Antônio Lima Neto lembrou do episódio em que estava no supermercado e ouviu um homem ao lado dizer que deixaria de usar a máscara tão logo fosse vacinado. "Não vai ser assim. Até o segundo semestre as pessoas têm que entender, muito provavelmente até o fim do ano, que todo mundo no Brasil vai ter que usar máscara, vai ter que se proteger com álcool gel". 

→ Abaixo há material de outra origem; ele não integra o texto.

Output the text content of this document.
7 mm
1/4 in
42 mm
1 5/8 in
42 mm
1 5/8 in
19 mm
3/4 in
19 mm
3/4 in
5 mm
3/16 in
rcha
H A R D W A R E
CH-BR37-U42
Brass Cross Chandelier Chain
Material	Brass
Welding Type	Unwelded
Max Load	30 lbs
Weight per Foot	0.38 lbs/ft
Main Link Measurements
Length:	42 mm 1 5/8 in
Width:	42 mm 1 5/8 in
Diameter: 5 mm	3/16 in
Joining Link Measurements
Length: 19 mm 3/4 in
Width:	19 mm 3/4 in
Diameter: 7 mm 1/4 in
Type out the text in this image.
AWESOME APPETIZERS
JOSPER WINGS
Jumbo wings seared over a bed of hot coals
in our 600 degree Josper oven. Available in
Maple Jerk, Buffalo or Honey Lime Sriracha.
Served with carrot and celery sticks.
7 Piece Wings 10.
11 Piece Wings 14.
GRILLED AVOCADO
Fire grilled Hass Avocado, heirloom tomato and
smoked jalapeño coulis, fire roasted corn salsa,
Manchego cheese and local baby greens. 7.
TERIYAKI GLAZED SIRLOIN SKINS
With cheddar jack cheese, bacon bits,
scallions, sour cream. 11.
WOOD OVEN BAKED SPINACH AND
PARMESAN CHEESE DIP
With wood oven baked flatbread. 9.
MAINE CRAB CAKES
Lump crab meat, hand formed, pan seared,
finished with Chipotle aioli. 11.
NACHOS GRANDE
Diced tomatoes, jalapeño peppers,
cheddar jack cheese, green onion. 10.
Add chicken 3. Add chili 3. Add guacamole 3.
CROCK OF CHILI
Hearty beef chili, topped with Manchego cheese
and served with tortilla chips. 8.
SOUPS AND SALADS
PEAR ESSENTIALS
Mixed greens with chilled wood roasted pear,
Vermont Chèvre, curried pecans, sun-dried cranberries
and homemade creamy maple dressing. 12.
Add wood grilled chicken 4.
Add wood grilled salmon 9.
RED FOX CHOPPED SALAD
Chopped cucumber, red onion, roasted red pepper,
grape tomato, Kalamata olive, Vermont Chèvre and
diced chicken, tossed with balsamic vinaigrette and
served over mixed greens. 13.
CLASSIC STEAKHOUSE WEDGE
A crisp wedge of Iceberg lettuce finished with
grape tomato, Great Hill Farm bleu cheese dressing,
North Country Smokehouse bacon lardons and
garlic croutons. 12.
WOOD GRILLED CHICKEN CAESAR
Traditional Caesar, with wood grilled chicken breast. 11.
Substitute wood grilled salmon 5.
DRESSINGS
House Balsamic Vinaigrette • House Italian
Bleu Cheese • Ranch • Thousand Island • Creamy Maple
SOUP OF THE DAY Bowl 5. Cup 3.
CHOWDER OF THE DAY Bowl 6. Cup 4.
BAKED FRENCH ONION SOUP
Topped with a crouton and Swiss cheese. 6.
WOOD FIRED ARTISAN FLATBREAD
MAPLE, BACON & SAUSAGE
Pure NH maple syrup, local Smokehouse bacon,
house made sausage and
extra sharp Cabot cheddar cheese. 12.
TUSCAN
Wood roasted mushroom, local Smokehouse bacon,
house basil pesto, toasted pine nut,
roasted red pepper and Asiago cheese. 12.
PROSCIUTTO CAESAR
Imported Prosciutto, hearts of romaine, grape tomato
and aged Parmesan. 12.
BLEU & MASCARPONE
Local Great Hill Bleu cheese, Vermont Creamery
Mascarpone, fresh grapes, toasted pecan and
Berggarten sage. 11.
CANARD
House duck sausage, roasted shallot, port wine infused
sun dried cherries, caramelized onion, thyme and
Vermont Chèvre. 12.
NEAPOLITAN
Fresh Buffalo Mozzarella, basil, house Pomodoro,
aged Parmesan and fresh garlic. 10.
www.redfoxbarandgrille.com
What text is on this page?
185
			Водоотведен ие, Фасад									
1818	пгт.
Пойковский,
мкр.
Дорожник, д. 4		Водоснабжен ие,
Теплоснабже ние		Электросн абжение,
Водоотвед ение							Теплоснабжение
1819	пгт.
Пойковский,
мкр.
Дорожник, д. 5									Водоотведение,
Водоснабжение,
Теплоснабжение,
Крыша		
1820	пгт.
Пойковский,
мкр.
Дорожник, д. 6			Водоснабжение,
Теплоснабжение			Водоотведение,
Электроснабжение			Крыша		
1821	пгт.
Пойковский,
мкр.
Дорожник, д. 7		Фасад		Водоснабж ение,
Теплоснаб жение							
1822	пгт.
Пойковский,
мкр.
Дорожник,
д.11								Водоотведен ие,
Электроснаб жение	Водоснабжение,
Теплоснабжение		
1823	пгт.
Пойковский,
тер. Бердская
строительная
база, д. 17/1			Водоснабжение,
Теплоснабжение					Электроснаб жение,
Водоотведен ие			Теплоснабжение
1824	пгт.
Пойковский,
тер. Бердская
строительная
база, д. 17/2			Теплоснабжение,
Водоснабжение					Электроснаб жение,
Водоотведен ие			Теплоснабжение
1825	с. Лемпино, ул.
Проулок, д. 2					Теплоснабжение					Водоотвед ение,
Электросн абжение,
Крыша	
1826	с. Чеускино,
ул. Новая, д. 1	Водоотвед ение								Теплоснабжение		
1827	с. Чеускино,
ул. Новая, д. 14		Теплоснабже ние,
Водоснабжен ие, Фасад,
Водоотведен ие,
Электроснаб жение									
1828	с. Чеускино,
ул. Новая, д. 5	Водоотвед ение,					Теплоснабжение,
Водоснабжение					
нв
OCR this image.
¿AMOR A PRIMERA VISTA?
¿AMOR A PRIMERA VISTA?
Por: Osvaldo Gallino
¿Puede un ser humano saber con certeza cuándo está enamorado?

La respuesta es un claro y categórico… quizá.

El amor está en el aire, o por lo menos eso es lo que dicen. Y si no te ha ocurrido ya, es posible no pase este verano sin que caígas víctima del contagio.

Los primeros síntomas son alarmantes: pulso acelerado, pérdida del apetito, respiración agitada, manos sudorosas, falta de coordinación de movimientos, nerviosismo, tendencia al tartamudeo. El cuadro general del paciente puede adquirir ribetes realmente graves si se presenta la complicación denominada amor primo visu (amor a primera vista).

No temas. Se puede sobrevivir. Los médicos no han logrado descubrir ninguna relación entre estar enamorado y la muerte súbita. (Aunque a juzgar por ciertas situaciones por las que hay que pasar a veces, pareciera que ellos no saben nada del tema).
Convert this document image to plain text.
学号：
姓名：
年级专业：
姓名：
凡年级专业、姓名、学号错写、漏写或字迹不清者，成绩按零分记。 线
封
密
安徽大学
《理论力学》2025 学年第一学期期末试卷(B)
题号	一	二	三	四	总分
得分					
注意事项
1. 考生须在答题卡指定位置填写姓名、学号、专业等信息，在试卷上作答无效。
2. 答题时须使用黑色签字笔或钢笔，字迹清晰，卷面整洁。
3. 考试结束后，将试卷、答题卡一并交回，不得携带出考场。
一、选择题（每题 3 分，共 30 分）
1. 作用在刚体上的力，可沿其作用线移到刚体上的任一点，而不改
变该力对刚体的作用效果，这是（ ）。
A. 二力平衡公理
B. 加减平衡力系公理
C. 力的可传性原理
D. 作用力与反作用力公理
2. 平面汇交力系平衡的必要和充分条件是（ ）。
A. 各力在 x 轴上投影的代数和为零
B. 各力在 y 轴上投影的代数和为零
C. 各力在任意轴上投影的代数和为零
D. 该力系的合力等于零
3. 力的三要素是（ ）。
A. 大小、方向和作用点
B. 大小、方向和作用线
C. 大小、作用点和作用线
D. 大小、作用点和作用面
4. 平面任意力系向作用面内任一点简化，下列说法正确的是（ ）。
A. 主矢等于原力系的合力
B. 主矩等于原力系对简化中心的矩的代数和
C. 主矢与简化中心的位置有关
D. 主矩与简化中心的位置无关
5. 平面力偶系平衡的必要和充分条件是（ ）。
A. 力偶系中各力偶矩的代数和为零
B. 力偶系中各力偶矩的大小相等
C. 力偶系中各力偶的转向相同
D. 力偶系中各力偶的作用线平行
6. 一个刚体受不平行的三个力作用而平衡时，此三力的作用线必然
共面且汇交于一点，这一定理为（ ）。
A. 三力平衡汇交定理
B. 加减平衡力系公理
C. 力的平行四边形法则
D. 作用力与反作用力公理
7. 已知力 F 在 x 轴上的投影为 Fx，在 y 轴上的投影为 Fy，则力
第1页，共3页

Ele defende mais respostas públicas sobre a pesquisa que desenvolveu a CoronaVac. Vê uma boa eficiência anunciada da vacina do Instituto Butantan, de 78%, mas acha que ainda há números do estudo que precisam ser exibidos. Alerta que a quadra chuvosa que se aproxima, de fevereiro a maio, trará mais atenção para outras enfermidades também muito graves. Por exemplo, a dengue tipo 2 - que após 12 anos sem circular no Ceará, é um risco que pode acontecer simultaneamente ao quadro da Covid-19.

Perfil

Antonio Silva Lima Neto é médico epidemiologista e pós-doutor pela Universidade de Harvard. Também é gerente da Célula de Vigilância Epidemiológica da Secretaria Municipal da Saúde de Fortaleza e professor do Curso de Medicina da Universidade de Fortaleza (Unifor).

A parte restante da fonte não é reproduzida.